Question about running inference

X-PLUG / mPLUG-Owl

mPLUG-Owl: The Powerful Multi-modal Large Language Model Family

https://www.modelscope.cn/studios/damo/mPLUG-Owl

MIT License

2.25k stars 171 forks source link

Question about running inference #237

Open SYuan03 opened 1 month ago

SYuan03 commented 1 month ago

Thank you for the work you've done—it's really awesome!

I'm trying to reproduce your results on some datasets and I'm noticing some differences in accuracy, I'm using AutoModelForCausalLM when loading the model and I'm not sure if this will have an impact on the accuracy?

model = AutoModelForCausalLM.from_pretrained(
            model_path,
            attn_implementation='flash_attention_2',
            torch_dtype=torch.half,
            trust_remote_code=True
        )

LukeForeverYoung commented 1 month ago

Hi, the accuracy of most large language models can be affected by the prompt. We will release the evaluation pipeline in the coming days for easy reproducibility of the results. For a specific task, can you provide more information about your evaluation process, such as the prompts and processors used?

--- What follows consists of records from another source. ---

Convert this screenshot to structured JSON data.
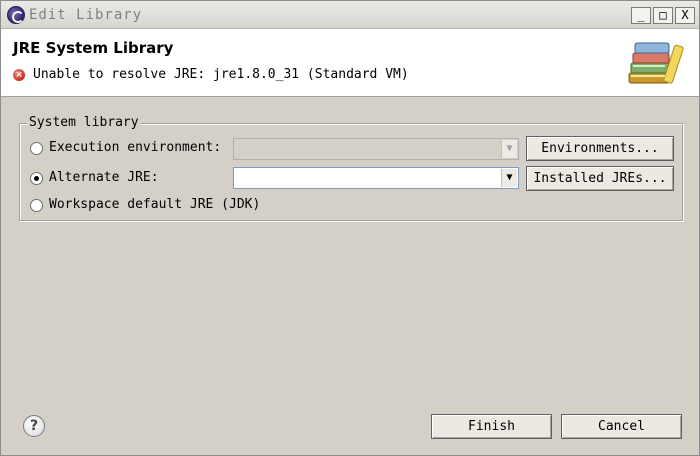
{
  "window": {
    "title": "Edit Library",
    "controls": {
      "minimize": "_",
      "maximize": "□",
      "close": "X"
    }
  },
  "header": {
    "title": "JRE System Library",
    "error_icon": "error-icon",
    "error_glyph": "×",
    "message": "Unable to resolve JRE: jre1.8.0_31 (Standard VM)",
    "banner_icon": "library-books-icon"
  },
  "system_library": {
    "group_label": "System library",
    "options": [
      {
        "label": "Execution environment:",
        "selected": false,
        "combo_value": "",
        "combo_enabled": false,
        "button": "Environments..."
      },
      {
        "label": "Alternate JRE:",
        "selected": true,
        "combo_value": "",
        "combo_enabled": true,
        "button": "Installed JREs..."
      },
      {
        "label": "Workspace default JRE (JDK)",
        "selected": false
      }
    ]
  },
  "footer": {
    "help_glyph": "?",
    "finish_label": "Finish",
    "cancel_label": "Cancel"
  }
}
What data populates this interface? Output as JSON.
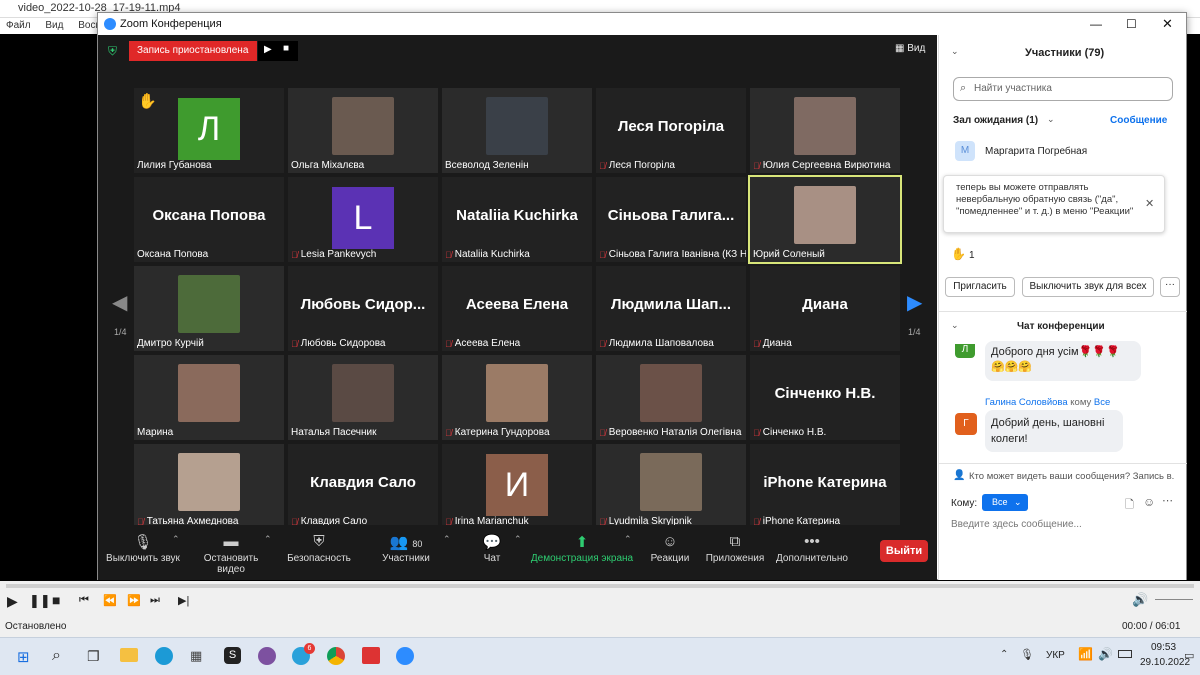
{
  "player": {
    "title": "video_2022-10-28_17-19-11.mp4",
    "menu": [
      "Файл",
      "Вид",
      "Воспро"
    ],
    "status": "Остановлено",
    "time": "00:00 / 06:01"
  },
  "zoom": {
    "window_title": "Zoom Конференция",
    "recording_label": "Запись приостановлена",
    "view_label": "Вид",
    "page_left": "1/4",
    "page_right": "1/4",
    "tiles": [
      {
        "name": "Лилия Губанова",
        "avatar": "Л",
        "color": "#3f9b2e",
        "raised_hand": true
      },
      {
        "name": "Ольга Міхалєва",
        "photo": true
      },
      {
        "name": "Всеволод Зеленін",
        "photo": true
      },
      {
        "name": "Леся Погоріла",
        "big": "Леся Погоріла",
        "muted": true
      },
      {
        "name": "Юлия Сергеевна Вирютина",
        "photo": true,
        "muted": true
      },
      {
        "name": "Оксана Попова",
        "big": "Оксана Попова"
      },
      {
        "name": "Lesia Pankevych",
        "avatar": "L",
        "color": "#5b32b4",
        "muted": true
      },
      {
        "name": "Nataliia Kuchirka",
        "big": "Nataliia Kuchirka",
        "muted": true
      },
      {
        "name": "Сіньова Галига Іванівна (КЗ НД...",
        "big": "Сіньова Галига...",
        "muted": true
      },
      {
        "name": "Юрий Соленый",
        "photo": true,
        "active": true
      },
      {
        "name": "Дмитро Курчій",
        "photo": true
      },
      {
        "name": "Любовь Сидорова",
        "big": "Любовь Сидор...",
        "muted": true
      },
      {
        "name": "Асеева Елена",
        "big": "Асеева Елена",
        "muted": true
      },
      {
        "name": "Людмила Шаповалова",
        "big": "Людмила Шап...",
        "muted": true
      },
      {
        "name": "Диана",
        "big": "Диана",
        "muted": true
      },
      {
        "name": "Марина",
        "photo": true
      },
      {
        "name": "Наталья Пасечник",
        "photo": true
      },
      {
        "name": "Катерина Гундорова",
        "photo": true,
        "muted": true
      },
      {
        "name": "Веровенко Наталія Олегівна",
        "photo": true,
        "muted": true
      },
      {
        "name": "Сінченко Н.В.",
        "big": "Сінченко Н.В.",
        "muted": true
      },
      {
        "name": "Татьяна Ахмеднова",
        "photo": true,
        "muted": true
      },
      {
        "name": "Клавдия Сало",
        "big": "Клавдия Сало",
        "muted": true
      },
      {
        "name": "Irina Marianchuk",
        "avatar": "И",
        "color": "#8b5e4a",
        "muted": true
      },
      {
        "name": "Lyudmila Skryipnik",
        "photo": true,
        "muted": true
      },
      {
        "name": "iPhone Катерина",
        "big": "iPhone Катерина",
        "muted": true
      }
    ],
    "toolbar": {
      "mute": "Выключить звук",
      "video": "Остановить видео",
      "security": "Безопасность",
      "participants": "Участники",
      "participants_count": "80",
      "chat": "Чат",
      "share": "Демонстрация экрана",
      "reactions": "Реакции",
      "apps": "Приложения",
      "more": "Дополнительно",
      "leave": "Выйти"
    },
    "panel": {
      "participants_title": "Участники (79)",
      "search_placeholder": "Найти участника",
      "waiting_room": "Зал ожидания (1)",
      "message_link": "Сообщение",
      "waiting_person_initial": "М",
      "waiting_person": "Маргарита Погребная",
      "tip": "теперь вы можете отправлять невербальную обратную связь (\"да\", \"помедленнее\" и т. д.) в меню \"Реакции\"",
      "raised_hands_count": "1",
      "invite": "Пригласить",
      "mute_all": "Выключить звук для всех",
      "more": "···",
      "chat_title": "Чат конференции",
      "chat_msg1_initial": "Л",
      "chat_msg1_text": "Доброго дня усім🌹🌹🌹 🤗🤗🤗",
      "chat_msg2_sender": "Галина Соловйова",
      "chat_msg2_to_prefix": "кому",
      "chat_msg2_to": "Все",
      "chat_msg2_initial": "Г",
      "chat_msg2_text": "Добрий день, шановні колеги!",
      "who_can_see": "Кто может видеть ваши сообщения? Запись в...",
      "to_label": "Кому:",
      "to_value": "Все",
      "input_placeholder": "Введите здесь сообщение..."
    }
  },
  "taskbar": {
    "lang": "УКР",
    "time": "09:53",
    "date": "29.10.2022",
    "telegram_badge": "6"
  }
}
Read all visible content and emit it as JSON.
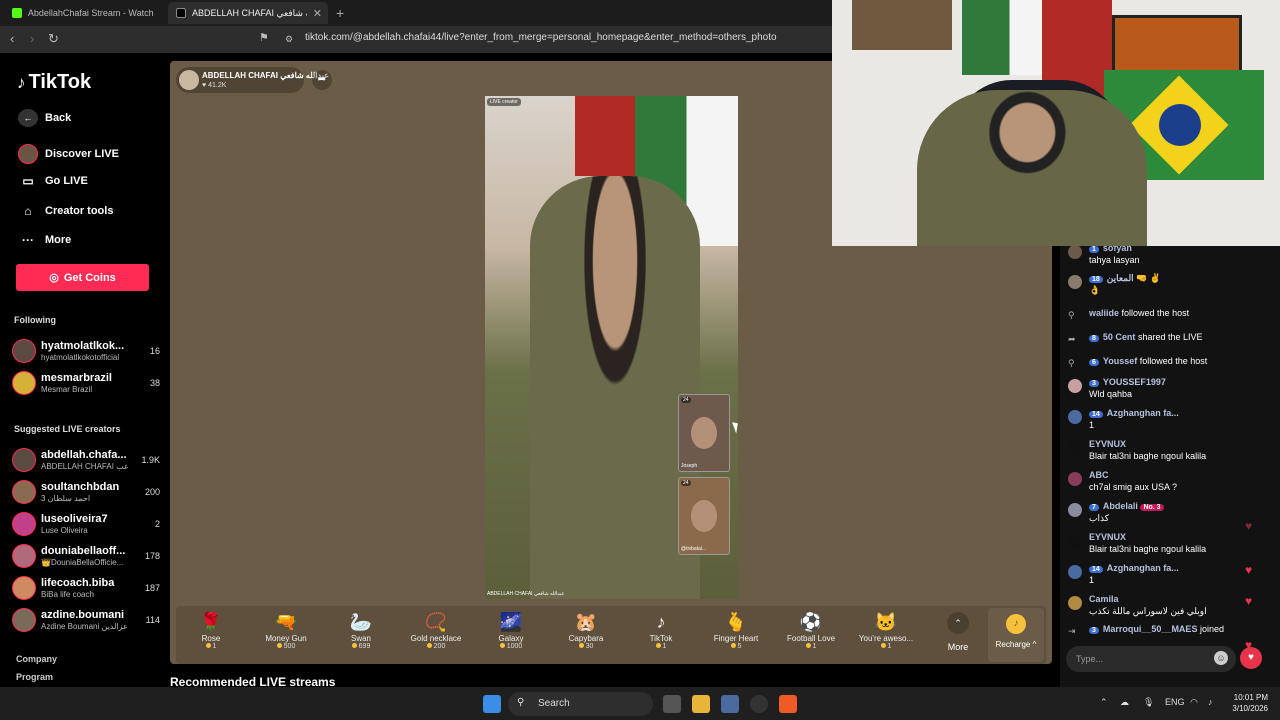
{
  "browser": {
    "tabs": [
      {
        "title": "AbdellahChafai Stream - Watch Live"
      },
      {
        "title": "ABDELLAH CHAFAI عبدالله شافعي"
      }
    ],
    "url": "tiktok.com/@abdellah.chafai44/live?enter_from_merge=personal_homepage&enter_method=others_photo"
  },
  "sidebar": {
    "logo": "TikTok",
    "menu": [
      {
        "label": "Back",
        "icon": "back-arrow-icon"
      },
      {
        "label": "Discover LIVE",
        "icon": "live-avatar-icon"
      },
      {
        "label": "Go LIVE",
        "icon": "camera-icon"
      },
      {
        "label": "Creator tools",
        "icon": "home-icon"
      },
      {
        "label": "More",
        "icon": "ellipsis-icon"
      }
    ],
    "get_coins": "Get Coins",
    "following_title": "Following",
    "following": [
      {
        "name": "hyatmolatlkok...",
        "sub": "hyatmolatlkokotofficial",
        "count": "16"
      },
      {
        "name": "mesmarbrazil",
        "sub": "Mesmar Brazil",
        "count": "38"
      }
    ],
    "suggested_title": "Suggested LIVE creators",
    "suggested": [
      {
        "name": "abdellah.chafa...",
        "sub": "ABDELLAH CHAFAI عب",
        "count": "1.9K"
      },
      {
        "name": "soultanchbdan",
        "sub": "احمد سلطان 3",
        "count": "200"
      },
      {
        "name": "luseoliveira7",
        "sub": "Luse Oliveira",
        "count": "2"
      },
      {
        "name": "douniabellaoff...",
        "sub": "👑DouniaBellaOfficie...",
        "count": "178"
      },
      {
        "name": "lifecoach.biba",
        "sub": "BiBa life coach",
        "count": "187"
      },
      {
        "name": "azdine.boumani",
        "sub": "Azdine Boumani عزالدين",
        "count": "114"
      }
    ],
    "footer": [
      "Company",
      "Program"
    ]
  },
  "stream": {
    "host_name": "ABDELLAH CHAFAI عبدالله شافعي",
    "likes": "41.2K",
    "video_label": "LIVE creator",
    "video_name": "ABDELLAH CHAFAI عبدالله شافعي",
    "guests": [
      {
        "name": "Joseph",
        "badge": "24"
      },
      {
        "name": "@tivbatal...",
        "badge": "24"
      }
    ]
  },
  "gifts": [
    {
      "name": "Rose",
      "price": "1",
      "icon": "🌹"
    },
    {
      "name": "Money Gun",
      "price": "500",
      "icon": "🔫"
    },
    {
      "name": "Swan",
      "price": "699",
      "icon": "🦢"
    },
    {
      "name": "Gold necklace",
      "price": "200",
      "icon": "📿"
    },
    {
      "name": "Galaxy",
      "price": "1000",
      "icon": "🌌"
    },
    {
      "name": "Capybara",
      "price": "30",
      "icon": "🐹"
    },
    {
      "name": "TikTok",
      "price": "1",
      "icon": "♪"
    },
    {
      "name": "Finger Heart",
      "price": "5",
      "icon": "🫰"
    },
    {
      "name": "Football Love",
      "price": "1",
      "icon": "⚽"
    },
    {
      "name": "You're aweso...",
      "price": "1",
      "icon": "🐱"
    }
  ],
  "gifts_more": "More",
  "recharge": "Recharge ^",
  "recommended": "Recommended LIVE streams",
  "chat": [
    {
      "user": "sofyan",
      "level": "1",
      "text": "tahya lasyan"
    },
    {
      "user": "المعاين 🤜 ✌️",
      "level": "18",
      "text": "👌"
    },
    {
      "user": "waliide",
      "level": "",
      "action": "followed the host"
    },
    {
      "user": "50 Cent",
      "level": "8",
      "action": "shared the LIVE"
    },
    {
      "user": "Youssef",
      "level": "6",
      "action": "followed the host"
    },
    {
      "user": "YOUSSEF1997",
      "level": "3",
      "text": "Wld qahba"
    },
    {
      "user": "Azghanghan fa...",
      "level": "14",
      "text": "1"
    },
    {
      "user": "EYVNUX",
      "level": "",
      "text": "Blair tal3ni baghe ngoul kalila"
    },
    {
      "user": "ABC",
      "level": "",
      "text": "ch7al smig aux USA ?"
    },
    {
      "user": "Abdelali",
      "level": "7",
      "badge": "No. 3",
      "text": "كذاب"
    },
    {
      "user": "EYVNUX",
      "level": "",
      "text": "Blair tal3ni baghe ngoul kalila"
    },
    {
      "user": "Azghanghan fa...",
      "level": "14",
      "text": "1"
    },
    {
      "user": "Camila",
      "level": "",
      "text": "اوبلي فين لاسوراس ماللة تكذب"
    },
    {
      "user": "Marroqui__50__MAES",
      "level": "3",
      "action": "joined"
    }
  ],
  "chat_input_placeholder": "Type...",
  "taskbar": {
    "search": "Search",
    "lang": "ENG",
    "time": "10:01 PM",
    "date": "3/10/2026"
  }
}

SYuan03 commented 1 month ago

Hi, the accuracy of most large language models can be affected by the prompt. We will release the evaluation pipeline in the coming days for easy reproducibility of the results. For a specific task, can you provide more information about your evaluation process, such as the prompts and processors used?

Thanks for the reply. I'm a developer for the project VLMEvalKit. We're trying to add mPLUG-Owl3 into the project. I have submitted a PR to support the model, but the accuracy on e.g. the MMBench dataset fails to meet expectations. Here is my code.

We'd appreciate it if you'd mention PR yourself in support! But it will take you some time to read the developer's manual. So if it's convenient for you, you can see what's wrong with my code. Thanks a lot.

chancharikmitra commented 1 month ago

Side point regarding this question. Can we get a confirmation from the authors that what @SYuan03 showed is the proper way to load the model through huggingface? This is because the README does not use AutoModelforCausalLM to load the model for some reason. Would appreciate confirmation on that point.

SYuan03 commented 1 month ago

Side point regarding this question. Can we get a confirmation from the authors that what @SYuan03 showed is the proper way to load the model through huggingface? This is because the README does not use AutoModelforCausalLM to load the model for some reason. Would appreciate confirmation on that point.

Hi，thank you for your attention. I actually noticed this, and I tried loading the model two ways, but they were consistent in my tests.

LukeForeverYoung commented 1 week ago

Hi, the accuracy of most large language models can be affected by the prompt. We will release the evaluation pipeline in the coming days for easy reproducibility of the results. For a specific task, can you provide more information about your evaluation process, such as the prompts and processors used?

Thanks for the reply. I'm a developer for the project VLMEvalKit. We're trying to add mPLUG-Owl3 into the project. I have submitted a PR to support the model, but the accuracy on e.g. the MMBench dataset fails to meet expectations. Here is my code.

We'd appreciate it if you'd mention PR yourself in support! But it will take you some time to read the developer's manual. So if it's convenient for you, you can see what's wrong with my code. Thanks a lot.

Thank you for supporting our models! We have recently released the evaluation pipelines at this link to help you reproduce the evaluation results.